[PATCH 3/5] arm64: signal: Improve POR_EL0 handling to avoid uaccess failures
Kevin Brodsky
kevin.brodsky at arm.com
Tue Oct 22 05:34:09 PDT 2024
On 21/10/2024 15:43, Dave Martin wrote:
> On Mon, Oct 21, 2024 at 12:06:07PM +0200, Kevin Brodsky wrote:
>> On 17/10/2024 17:53, Dave Martin wrote:
>>> [...]
>>>> +/*
>>>> + * Save the unpriv access state into ua_state and reset it to disable any
>>>> + * restrictions.
>>>> + */
>>>> +static void save_reset_unpriv_access_state(struct unpriv_access_state *ua_state)
>>> Would _user_ be more consistent naming than _unpriv_ ?

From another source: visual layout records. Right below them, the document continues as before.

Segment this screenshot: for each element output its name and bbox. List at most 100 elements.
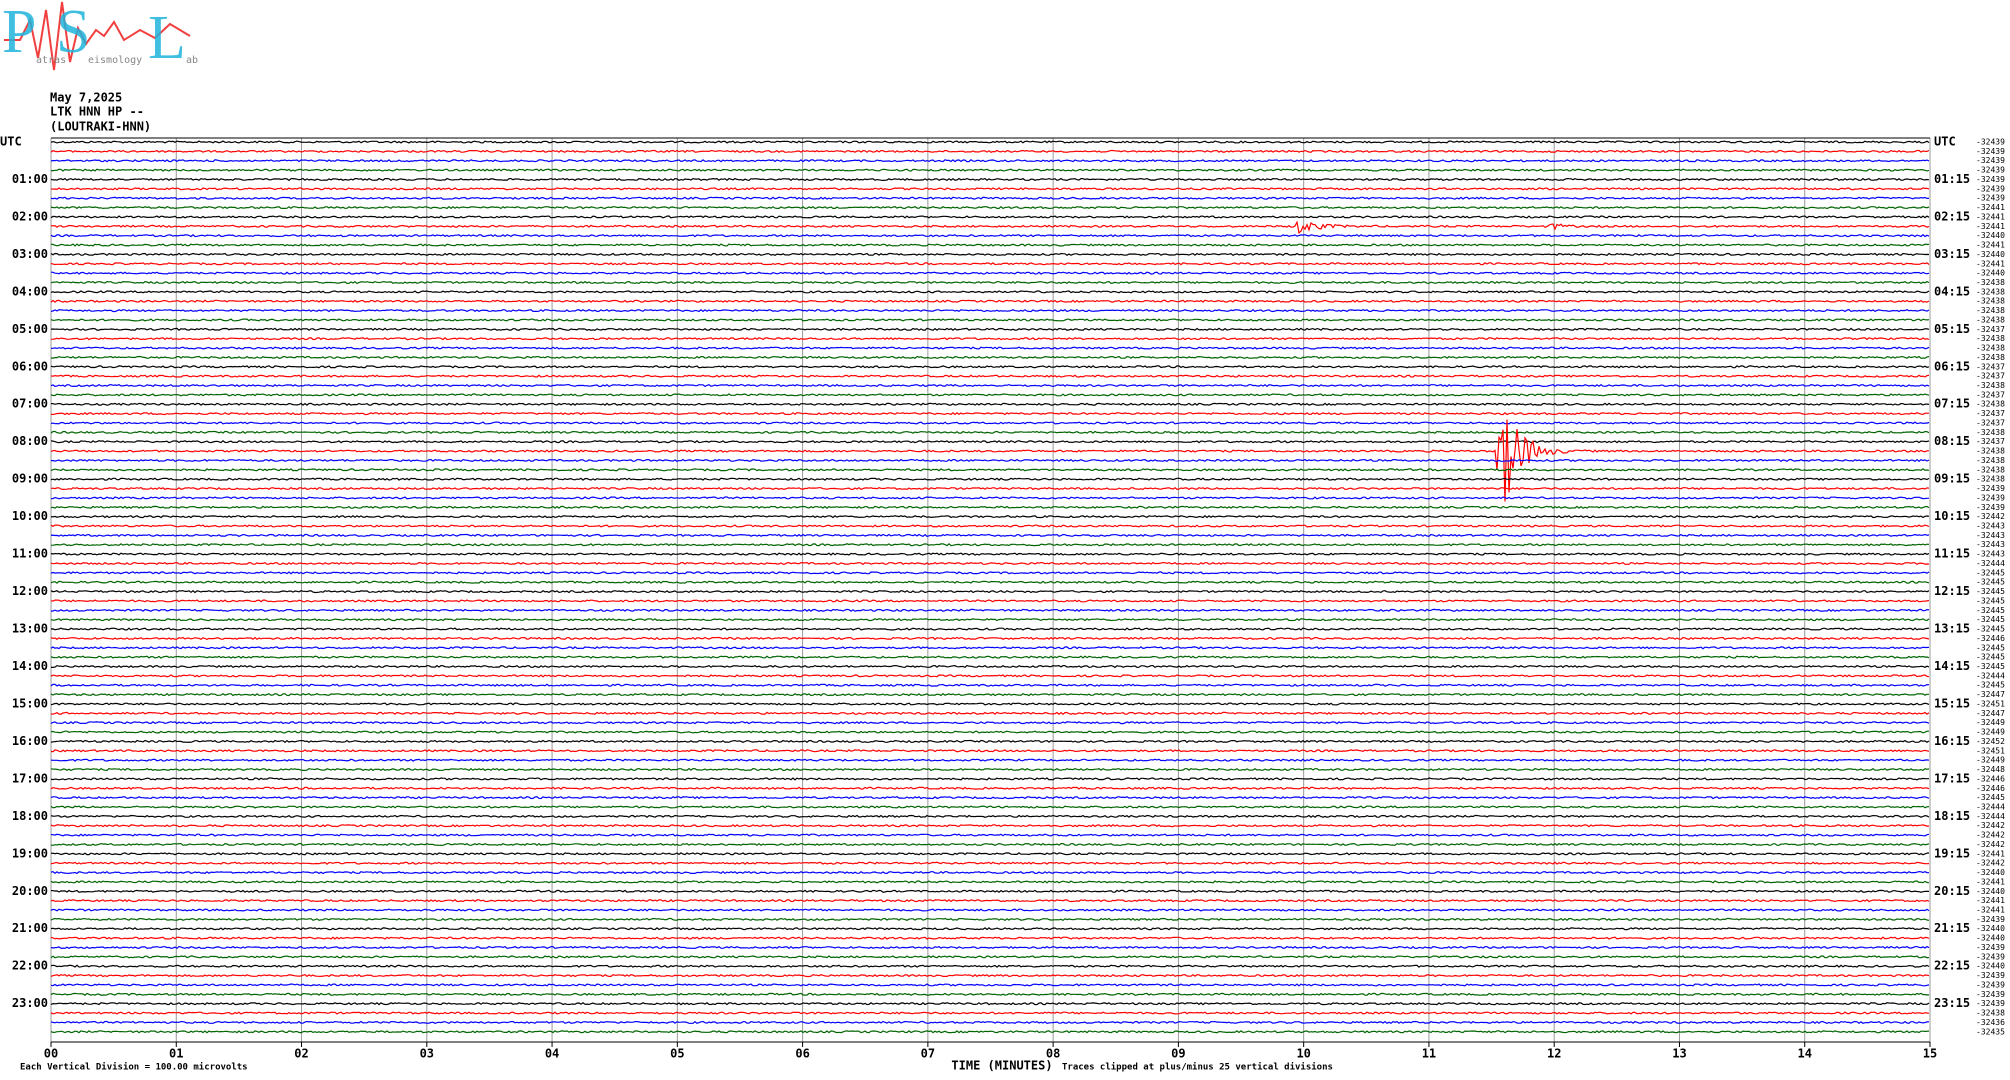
trace (50, 383, 1930, 388)
trace (50, 674, 1930, 678)
trace (50, 234, 1930, 238)
trace-offset: -32437 (1976, 437, 2005, 446)
trace-offset: -32438 (1976, 344, 2005, 353)
trace-offset: -32439 (1976, 503, 2005, 512)
trace-offset: -32438 (1976, 400, 2005, 409)
labels: 00 01 02 03 04 05 06 07 08 09 10 11 12 13 14 15-32439-3… (0, 135, 2005, 1061)
left-time-label: 18:00 (12, 809, 48, 823)
trace-offset: -32437 (1976, 325, 2005, 334)
trace-offset: -32444 (1976, 559, 2005, 568)
logo-word: atras (36, 55, 66, 66)
right-time-label: UTC (1934, 135, 1956, 149)
trace-offset: -32452 (1976, 737, 2005, 746)
left-time-label: 15:00 (12, 696, 48, 710)
logo-word: ab (186, 55, 198, 66)
right-time-label: 16:15 (1934, 734, 1970, 748)
trace (50, 308, 1930, 313)
trace (50, 440, 1930, 444)
trace-offset: -32438 (1976, 353, 2005, 362)
trace (50, 852, 1930, 856)
trace-offset: -32441 (1976, 906, 2005, 915)
trace (50, 271, 1930, 275)
trace (50, 419, 1929, 502)
trace (50, 1030, 1930, 1034)
trace (50, 880, 1930, 884)
trace-offset: -32443 (1976, 531, 2005, 540)
trace-offset: -32446 (1976, 634, 2005, 643)
trace (50, 805, 1930, 809)
trace-offset: -32439 (1976, 175, 2005, 184)
right-time-label: 02:15 (1934, 209, 1970, 223)
left-time-label: 07:00 (12, 397, 48, 411)
trace (50, 205, 1930, 210)
left-time-label: 09:00 (12, 472, 48, 486)
logo-wave (4, 1, 191, 71)
trace (50, 945, 1930, 950)
x-tick-label: 10 (1296, 1047, 1310, 1061)
trace-offset: -32438 (1976, 306, 2005, 315)
trace (50, 730, 1929, 734)
trace (50, 814, 1930, 818)
left-time-label: 06:00 (12, 359, 48, 373)
trace-offset: -32443 (1976, 522, 2005, 531)
trace-offset: -32444 (1976, 802, 2005, 811)
right-time-label: 07:15 (1934, 397, 1970, 411)
trace-offset: -32440 (1976, 868, 2005, 877)
trace (50, 955, 1930, 959)
trace (50, 627, 1930, 631)
trace (50, 992, 1929, 996)
trace (50, 318, 1930, 322)
left-time-label: 17:00 (12, 771, 48, 785)
trace-offset: -32439 (1976, 138, 2005, 147)
trace (50, 468, 1930, 472)
x-tick-label: 02 (294, 1047, 308, 1061)
trace (50, 149, 1930, 154)
trace-offset: -32444 (1976, 671, 2005, 680)
trace (50, 486, 1930, 491)
trace-offset: -32442 (1976, 821, 2005, 830)
trace-offset: -32445 (1976, 793, 2005, 802)
right-time-label: 08:15 (1934, 434, 1970, 448)
trace (50, 917, 1930, 922)
trace (50, 280, 1930, 285)
trace-offset: -32444 (1976, 812, 2005, 821)
trace (50, 908, 1930, 912)
trace-offset: -32440 (1976, 962, 2005, 971)
trace (50, 589, 1930, 594)
trace-offset: -32441 (1976, 259, 2005, 268)
trace (50, 683, 1930, 687)
trace-offset: -32445 (1976, 643, 2005, 652)
x-tick-label: 15 (1923, 1047, 1937, 1061)
location: (LOUTRAKI-HNN) (50, 120, 151, 134)
trace (50, 842, 1930, 847)
logo: P S L atras eismology ab (2, 0, 198, 72)
trace (50, 552, 1930, 556)
trace (50, 646, 1930, 650)
x-tick-label: 03 (420, 1047, 434, 1061)
trace-offset: -32439 (1976, 194, 2005, 203)
trace-offset: -32442 (1976, 831, 2005, 840)
trace (50, 767, 1930, 772)
right-time-label: 03:15 (1934, 247, 1970, 261)
trace-offset: -32438 (1976, 315, 2005, 324)
x-tick-label: 08 (1046, 1047, 1060, 1061)
logo-word: eismology (88, 55, 142, 66)
trace (50, 824, 1929, 828)
trace-offset: -32439 (1976, 980, 2005, 989)
trace (50, 936, 1930, 940)
right-time-label: 18:15 (1934, 809, 1970, 823)
right-time-label: 12:15 (1934, 584, 1970, 598)
trace-offset: -32437 (1976, 390, 2005, 399)
trace (50, 899, 1930, 903)
trace (50, 421, 1930, 425)
trace-offset: -32445 (1976, 625, 2005, 634)
trace (50, 1002, 1930, 1006)
trace (50, 290, 1930, 294)
trace-offset: -32441 (1976, 896, 2005, 905)
left-time-label: UTC (0, 135, 22, 149)
trace-offset: -32438 (1976, 475, 2005, 484)
trace (50, 159, 1930, 163)
trace-offset: -32439 (1976, 990, 2005, 999)
date: May 7,2025 (50, 91, 122, 105)
trace (50, 795, 1930, 800)
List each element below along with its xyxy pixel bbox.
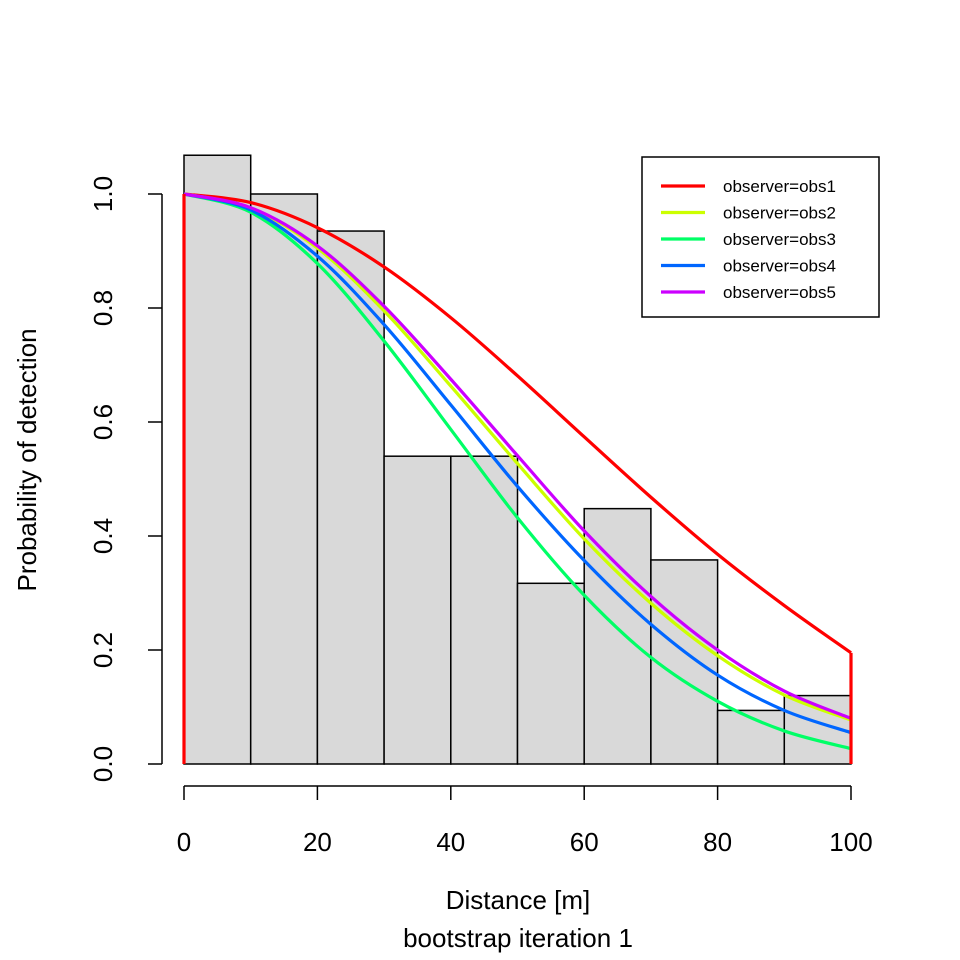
- legend-label: observer=obs5: [723, 283, 836, 302]
- legend-box: [641, 156, 880, 318]
- legend: observer=obs1 observer=obs2 observer=obs3 o…: [641, 156, 880, 318]
- y-tick-label: 0.0: [88, 746, 118, 782]
- histogram-bar-2: [249, 193, 319, 765]
- x-tick-label: 60: [570, 827, 599, 857]
- y-axis-title: Probability of detection: [12, 328, 42, 591]
- curve-obs3: [183, 192, 852, 751]
- curve-obs4: [183, 192, 852, 735]
- y-tick-label: 0.8: [88, 290, 118, 326]
- legend-label: observer=obs1: [723, 177, 836, 196]
- x-tick-label: 20: [303, 827, 332, 857]
- detection-curves: [182, 192, 853, 764]
- x-tick-label: 80: [703, 827, 732, 857]
- legend-label: observer=obs4: [723, 257, 836, 276]
- y-tick-label: 1.0: [88, 176, 118, 212]
- y-tick-label: 0.4: [88, 518, 118, 554]
- legend-label: observer=obs2: [723, 204, 836, 223]
- legend-label: observer=obs3: [723, 230, 836, 249]
- curve-obs2: [183, 192, 852, 722]
- histogram-bar-3: [316, 230, 385, 765]
- curve-obs5: [183, 192, 852, 720]
- histogram-bar-4: [383, 455, 452, 765]
- x-tick-label: 40: [436, 827, 465, 857]
- y-axis: 0.0 0.2 0.4 0.6 0.8 1.0: [88, 176, 163, 782]
- y-tick-label: 0.2: [88, 632, 118, 668]
- curve-obs1: [183, 192, 852, 655]
- x-tick-label: 100: [829, 827, 872, 857]
- x-tick-label: 0: [177, 827, 191, 857]
- histogram-bars: [183, 154, 852, 765]
- histogram-bar-6: [516, 582, 585, 765]
- x-axis: 0 20 40 60 80 100: [177, 785, 873, 857]
- histogram-bar-8: [650, 559, 719, 765]
- y-tick-label: 0.6: [88, 404, 118, 440]
- histogram-bar-9: [716, 709, 786, 765]
- x-axis-title: Distance [m]: [446, 885, 591, 915]
- chart-subtitle: bootstrap iteration 1: [403, 923, 633, 953]
- histogram-bar-5: [450, 455, 519, 765]
- histogram-bar-1: [183, 154, 252, 765]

>> I did ponder on the naming. I considered user_access/uaccess instead of
>> unpriv_access, but my concern is that it might imply that only uaccess
>> is concerned, while in reality loads/stores that userspace itself
>> executes are impacted too. I thought using the "unpriv" terminology from
>> the Arm ARM (used for stage 1 permissions) might avoid such
>> misunderstanding. I'm interested to hear opinions on this, maybe
>> accuracy sacrifices readability.
> "user_access" seemed natural to me: it parses equally as "[user
> access]" (i.e., uaccess) and "[user] access" (i.e., access by, to, or
> on behalf of user(space)).
>
> Introducing an architectural term when there is already a generic OS
> and Linux kernel term that means the right thing seemed not to improve
> readability, but I guess it's a matter of opinion.
Both good points. "user_access" seems to strike the right balance, plus
it's slightly shorter. Will switch to that naming in v2.